We believe interest will return to Malaysia Tech in 2025, given its relatively low holdings in investor portfolios, reasonable valuations and still positive long term structural prospects. While there is value, we advice investors to be selective, as high earnings expectations remain a key risk. We favour stocks with earnings certainty (via secured orders) or those that have been oversold, provided they have a clear strategy and long-term vision. Conclusion of the US elections and prospects of higher tariffs are a structural tailwind for Malaysia, as local companies can benefit from supply chain relocation activities. We are Overweight on the sector, with our top pick being Vitrox.
- Ripe for the picking. We have an Overweight call on Malaysia Tech. Being relatively unloved(compared to historical standards), coupled with reasonable valuations and still positive longterm structural prospects, we expect interest will return to the sector in 2025. Based on our fund manager radar, sector allocation to tech has dipped to 10% in October 2024, the lowest since we started tracking the data. At its peak, the number stood at 19%.

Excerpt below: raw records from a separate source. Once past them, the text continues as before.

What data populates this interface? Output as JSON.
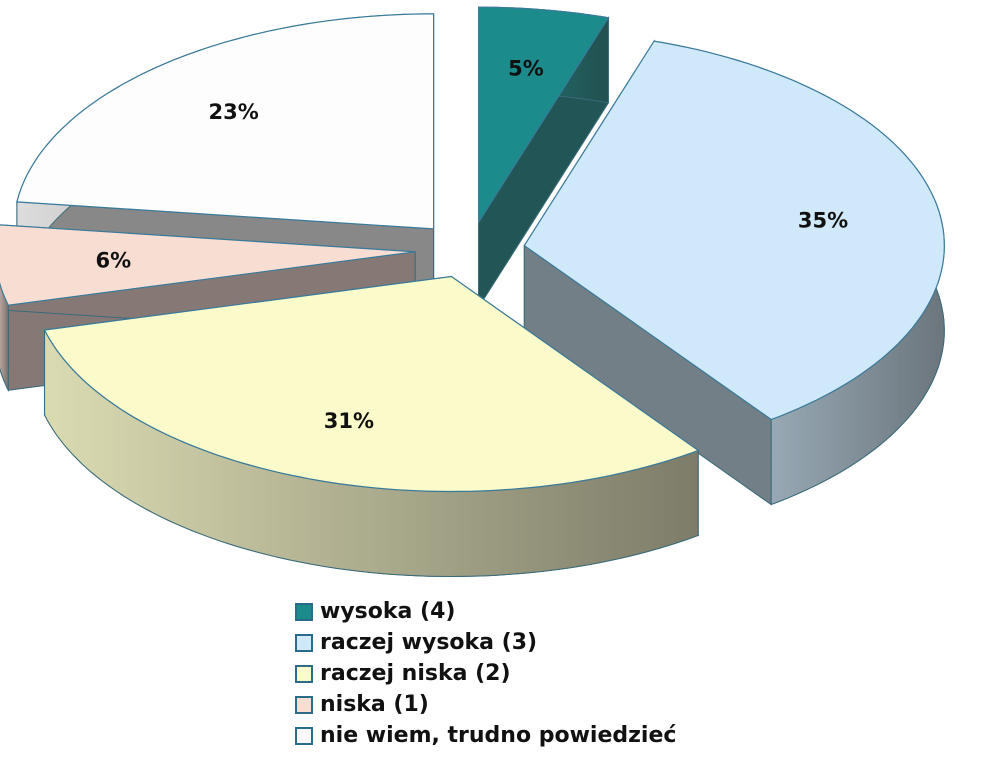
{
  "chart_data": {
    "type": "pie",
    "categories": [
      "wysoka (4)",
      "raczej wysoka (3)",
      "raczej niska (2)",
      "niska (1)",
      "nie wiem, trudno powiedzieć"
    ],
    "values": [
      5,
      35,
      31,
      6,
      23
    ],
    "value_labels": [
      "5%",
      "35%",
      "31%",
      "6%",
      "23%"
    ],
    "colors": [
      "#1b8b8b",
      "#cfe9fa",
      "#fafaca",
      "#f8ddd3",
      "#fdfdfd"
    ],
    "legend": "bottom"
  }
}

- Lean towards companies with earnings certainty. While there is value in the sector, we advice investors to be selective. High earnings expectations remain a key risk. We are of the view that the worst is over, but the ensuing recovery is likely to be more gradual. Hence, we like stocks with earnings certainty or those with relatively lower expectations. Within our coverage, V.S. Industry fits the bill, with FY25F and FY26F growth secured by its expansion into the Philippines. Demand is backed by new orders secured from Customer X. Upside risk to demand in 2025 can come from an AI driven smartphone replacement cycle or stronger than anticipated vehicle sales.

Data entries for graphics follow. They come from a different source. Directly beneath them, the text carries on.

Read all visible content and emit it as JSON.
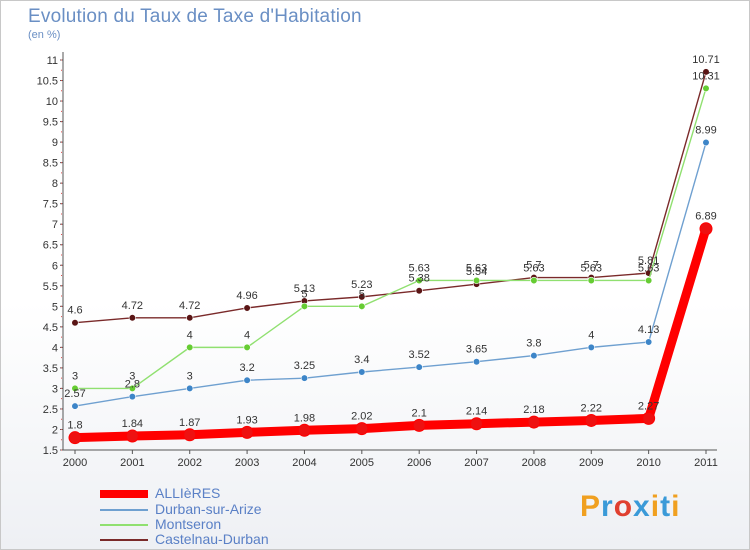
{
  "title": "Evolution du Taux de Taxe d'Habitation",
  "subtitle": "(en %)",
  "logo": [
    "P",
    "r",
    "o",
    "x",
    "i",
    "t",
    "i"
  ],
  "logo_colors": [
    "#f0a020",
    "#3a9ad8",
    "#e04030",
    "#3a9ad8",
    "#f0a020",
    "#3a9ad8",
    "#f0a020"
  ],
  "chart_data": {
    "type": "line",
    "x": [
      "2000",
      "2001",
      "2002",
      "2003",
      "2004",
      "2005",
      "2006",
      "2007",
      "2008",
      "2009",
      "2010",
      "2011"
    ],
    "ylim": [
      1.5,
      11
    ],
    "yticks": [
      "1.5",
      "2",
      "2.5",
      "3",
      "3.5",
      "4",
      "4.5",
      "5",
      "5.5",
      "6",
      "6.5",
      "7",
      "7.5",
      "8",
      "8.5",
      "9",
      "9.5",
      "10",
      "10.5",
      "11"
    ],
    "grid": false,
    "legend_position": "bottom-left",
    "series": [
      {
        "name": "ALLIèRES",
        "color": "#ff0000",
        "point_color": "#ee1111",
        "values": [
          1.8,
          1.84,
          1.87,
          1.93,
          1.98,
          2.02,
          2.1,
          2.14,
          2.18,
          2.22,
          2.27,
          6.89
        ],
        "labels": [
          "1.8",
          "1.84",
          "1.87",
          "1.93",
          "1.98",
          "2.02",
          "2.1",
          "2.14",
          "2.18",
          "2.22",
          "2.27",
          "6.89"
        ]
      },
      {
        "name": "Durban-sur-Arize",
        "color": "#6fa0d0",
        "point_color": "#3d85c8",
        "values": [
          2.57,
          2.8,
          3.0,
          3.2,
          3.25,
          3.4,
          3.52,
          3.65,
          3.8,
          4.0,
          4.13,
          8.99
        ],
        "labels": [
          "2.57",
          "2.8",
          "3",
          "3.2",
          "3.25",
          "3.4",
          "3.52",
          "3.65",
          "3.8",
          "4",
          "4.13",
          "8.99"
        ]
      },
      {
        "name": "Montseron",
        "color": "#90e070",
        "point_color": "#66cc33",
        "values": [
          3.0,
          3.0,
          4.0,
          4.0,
          5.0,
          5.0,
          5.63,
          5.63,
          5.63,
          5.63,
          5.63,
          10.31
        ],
        "labels": [
          "3",
          "3",
          "4",
          "4",
          "5",
          "5",
          "5.63",
          "5.63",
          "5.63",
          "5.63",
          "5.63",
          "10.31"
        ]
      },
      {
        "name": "Castelnau-Durban",
        "color": "#7a2a2a",
        "point_color": "#5a1515",
        "values": [
          4.6,
          4.72,
          4.72,
          4.96,
          5.13,
          5.23,
          5.38,
          5.54,
          5.7,
          5.7,
          5.81,
          10.71
        ],
        "labels": [
          "4.6",
          "4.72",
          "4.72",
          "4.96",
          "5.13",
          "5.23",
          "5.38",
          "5.54",
          "5.7",
          "5.7",
          "5.81",
          "10.71"
        ]
      }
    ]
  }
}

- Conclusion of US elections should spur customer capex activity. Prospects of heightened tariffs under a second Trump administration will spur supply chain realignment activities. He has already announced he will slap a 25% tariff on imports from Mexico and Canada, coupled with an additional 10% tariff on Chinese imports the day he is inaugurated (see here). We expect to see more US reshoring activities, as production is brought back to the US. Given its US customer base, Greatech is a beneficiary of this, as we expect customer capex plans to resume, after stalling for the large part of 2024.

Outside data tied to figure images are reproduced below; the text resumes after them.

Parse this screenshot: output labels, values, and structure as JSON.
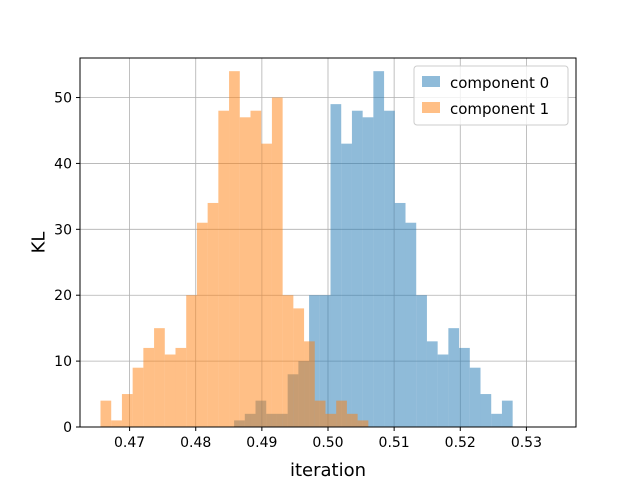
{
  "chart_data": {
    "type": "bar",
    "subtype": "overlapping-histogram",
    "title": "",
    "xlabel": "iteration",
    "ylabel": "KL",
    "xlim": [
      0.4625,
      0.5375
    ],
    "ylim": [
      0,
      56
    ],
    "grid": true,
    "legend_position": "top-right",
    "xticks": [
      0.47,
      0.48,
      0.49,
      0.5,
      0.51,
      0.52,
      0.53
    ],
    "xtick_labels": [
      "0.47",
      "0.48",
      "0.49",
      "0.50",
      "0.51",
      "0.52",
      "0.53"
    ],
    "yticks": [
      0,
      10,
      20,
      30,
      40,
      50
    ],
    "ytick_labels": [
      "0",
      "10",
      "20",
      "30",
      "40",
      "50"
    ],
    "series": [
      {
        "name": "component 0",
        "color": "#1f77b4",
        "opacity": 0.5,
        "bin_start": 0.4858,
        "bin_width": 0.00162,
        "counts": [
          1,
          2,
          4,
          2,
          2,
          8,
          10,
          20,
          20,
          49,
          43,
          48,
          47,
          54,
          48,
          34,
          31,
          20,
          13,
          11,
          15,
          12,
          9,
          5,
          2,
          4
        ]
      },
      {
        "name": "component 1",
        "color": "#ff7f0e",
        "opacity": 0.5,
        "bin_start": 0.4656,
        "bin_width": 0.00162,
        "counts": [
          4,
          1,
          5,
          9,
          12,
          15,
          11,
          12,
          20,
          31,
          34,
          48,
          54,
          47,
          48,
          43,
          50,
          20,
          18,
          13,
          4,
          2,
          4,
          2,
          1
        ]
      }
    ]
  }
}
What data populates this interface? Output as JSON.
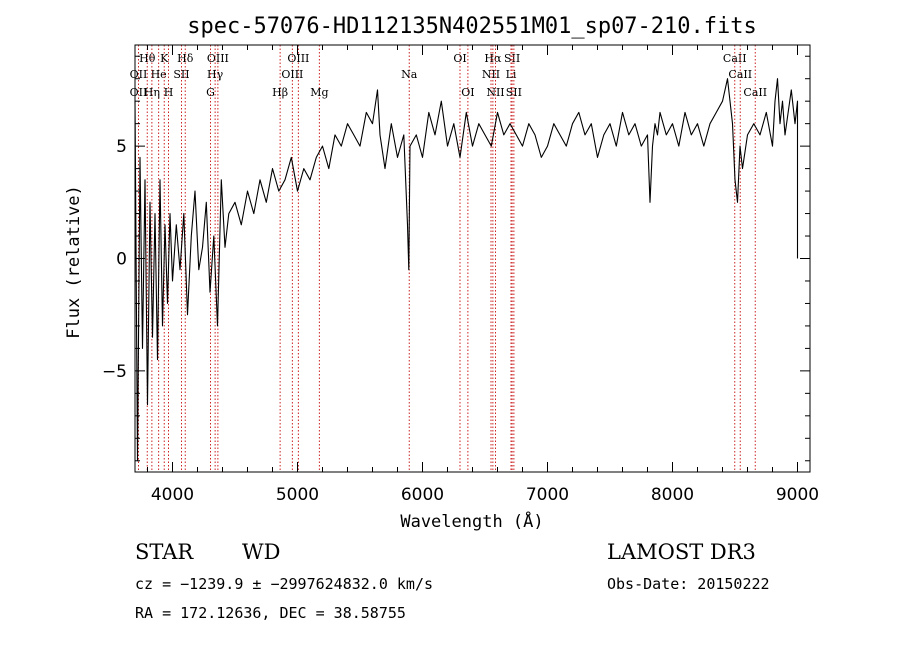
{
  "title": "spec-57076-HD112135N402551M01_sp07-210.fits",
  "footer": {
    "class_label": "STAR",
    "subclass_label": "WD",
    "survey": "LAMOST DR3",
    "cz_line": "cz = −1239.9 ± −2997624832.0 km/s",
    "obs_date": "Obs-Date: 20150222",
    "radec_line": "RA = 172.12636, DEC =  38.58755"
  },
  "chart_data": {
    "type": "line",
    "title": "spec-57076-HD112135N402551M01_sp07-210.fits",
    "xlabel": "Wavelength (Å)",
    "ylabel": "Flux (relative)",
    "xlim": [
      3700,
      9100
    ],
    "ylim": [
      -9.5,
      9.5
    ],
    "x_ticks": [
      4000,
      5000,
      6000,
      7000,
      8000,
      9000
    ],
    "x_tick_labels": [
      "4000",
      "5000",
      "6000",
      "7000",
      "8000",
      "9000"
    ],
    "y_ticks": [
      -5,
      0,
      5
    ],
    "y_tick_labels": [
      "−5",
      "0",
      "5"
    ],
    "line_color": "#000000",
    "marker_color": "#cc2222",
    "spectrum": {
      "x": [
        3700,
        3720,
        3740,
        3760,
        3780,
        3800,
        3820,
        3840,
        3860,
        3880,
        3900,
        3920,
        3940,
        3960,
        3980,
        4000,
        4030,
        4060,
        4090,
        4120,
        4150,
        4180,
        4210,
        4240,
        4270,
        4300,
        4330,
        4360,
        4390,
        4420,
        4450,
        4500,
        4550,
        4600,
        4650,
        4700,
        4750,
        4800,
        4850,
        4900,
        4950,
        5000,
        5050,
        5100,
        5150,
        5200,
        5250,
        5300,
        5350,
        5400,
        5450,
        5500,
        5550,
        5600,
        5640,
        5660,
        5700,
        5750,
        5800,
        5850,
        5880,
        5890,
        5900,
        5950,
        6000,
        6050,
        6100,
        6150,
        6200,
        6250,
        6300,
        6350,
        6400,
        6450,
        6500,
        6550,
        6600,
        6650,
        6700,
        6750,
        6800,
        6850,
        6900,
        6950,
        7000,
        7050,
        7100,
        7150,
        7200,
        7250,
        7300,
        7350,
        7400,
        7450,
        7500,
        7550,
        7600,
        7650,
        7700,
        7750,
        7800,
        7820,
        7840,
        7860,
        7880,
        7900,
        7950,
        8000,
        8050,
        8100,
        8150,
        8200,
        8250,
        8300,
        8350,
        8400,
        8440,
        8480,
        8500,
        8520,
        8540,
        8560,
        8600,
        8650,
        8700,
        8750,
        8800,
        8820,
        8840,
        8860,
        8880,
        8900,
        8950,
        8980,
        9000,
        9000
      ],
      "y": [
        7.0,
        -9.0,
        4.5,
        -4.0,
        3.5,
        -6.5,
        2.5,
        -3.5,
        2.0,
        -4.5,
        3.5,
        -3.0,
        1.5,
        -2.0,
        2.0,
        -1.0,
        1.5,
        -0.5,
        2.0,
        -2.5,
        1.0,
        3.0,
        -0.5,
        0.5,
        2.5,
        -1.5,
        1.0,
        -3.0,
        3.5,
        0.5,
        2.0,
        2.5,
        1.5,
        3.0,
        2.0,
        3.5,
        2.5,
        4.0,
        3.0,
        3.5,
        4.5,
        3.0,
        4.0,
        3.5,
        4.5,
        5.0,
        4.0,
        5.5,
        5.0,
        6.0,
        5.5,
        5.0,
        6.5,
        6.0,
        7.5,
        5.5,
        4.0,
        6.0,
        4.5,
        5.5,
        1.5,
        -0.5,
        5.0,
        5.5,
        4.5,
        6.5,
        5.5,
        7.0,
        5.0,
        6.0,
        4.5,
        6.5,
        5.0,
        6.0,
        5.5,
        5.0,
        6.5,
        5.5,
        6.0,
        5.5,
        5.0,
        6.0,
        5.5,
        4.5,
        5.0,
        6.0,
        5.5,
        5.0,
        6.0,
        6.5,
        5.5,
        6.0,
        4.5,
        5.5,
        6.0,
        5.0,
        6.5,
        5.5,
        6.0,
        5.0,
        5.5,
        2.5,
        5.0,
        6.0,
        5.5,
        6.5,
        5.5,
        6.0,
        5.0,
        6.5,
        5.5,
        6.0,
        5.0,
        6.0,
        6.5,
        7.0,
        8.0,
        6.0,
        3.5,
        2.5,
        5.0,
        4.0,
        5.5,
        6.0,
        5.5,
        6.5,
        5.0,
        7.0,
        8.0,
        6.0,
        7.0,
        5.5,
        7.5,
        6.0,
        7.0,
        0.0
      ]
    },
    "line_markers": [
      {
        "label": "Hθ",
        "x": 3798,
        "row": 0
      },
      {
        "label": "OII",
        "x": 3728,
        "row": 1
      },
      {
        "label": "OII",
        "x": 3728,
        "row": 2
      },
      {
        "label": "He",
        "x": 3889,
        "row": 1
      },
      {
        "label": "Hη",
        "x": 3835,
        "row": 2
      },
      {
        "label": "K",
        "x": 3934,
        "row": 0
      },
      {
        "label": "H",
        "x": 3968,
        "row": 2
      },
      {
        "label": "SII",
        "x": 4072,
        "row": 1
      },
      {
        "label": "Hδ",
        "x": 4102,
        "row": 0
      },
      {
        "label": "OIII",
        "x": 4363,
        "row": 0
      },
      {
        "label": "Hγ",
        "x": 4341,
        "row": 1
      },
      {
        "label": "G",
        "x": 4304,
        "row": 2
      },
      {
        "label": "Hβ",
        "x": 4861,
        "row": 2
      },
      {
        "label": "OIII",
        "x": 5007,
        "row": 0
      },
      {
        "label": "OIII",
        "x": 4959,
        "row": 1
      },
      {
        "label": "Mg",
        "x": 5175,
        "row": 2
      },
      {
        "label": "Na",
        "x": 5894,
        "row": 1
      },
      {
        "label": "OI",
        "x": 6300,
        "row": 0
      },
      {
        "label": "OI",
        "x": 6363,
        "row": 2
      },
      {
        "label": "Hα",
        "x": 6563,
        "row": 0
      },
      {
        "label": "NII",
        "x": 6548,
        "row": 1
      },
      {
        "label": "NII",
        "x": 6584,
        "row": 2
      },
      {
        "label": "SII",
        "x": 6717,
        "row": 0
      },
      {
        "label": "Li",
        "x": 6708,
        "row": 1
      },
      {
        "label": "SII",
        "x": 6731,
        "row": 2
      },
      {
        "label": "CaII",
        "x": 8498,
        "row": 0
      },
      {
        "label": "CaII",
        "x": 8542,
        "row": 1
      },
      {
        "label": "CaII",
        "x": 8662,
        "row": 2
      }
    ]
  }
}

- Bombed out stocks offer value, especially those with a good track record and clear vision. For investors with a longer-term investment horizon, we would also advice bottomfishing for quality names. The past is typically a good predictor of the future. We like Malaysia Tech companies that are entrepreneurially run and owned. Companies with a clear and long-term vision also appeal. Fitting this category, both Vitrox and Malaysian Pacific Industries (MPI) are trading near its 2022 lows. Vitrox boasts a strong management team, product leadership and customer diversity. MPI is well positioned to enjoy above average growth over the medium term, due to its high exposure in the automotive and industrial segments.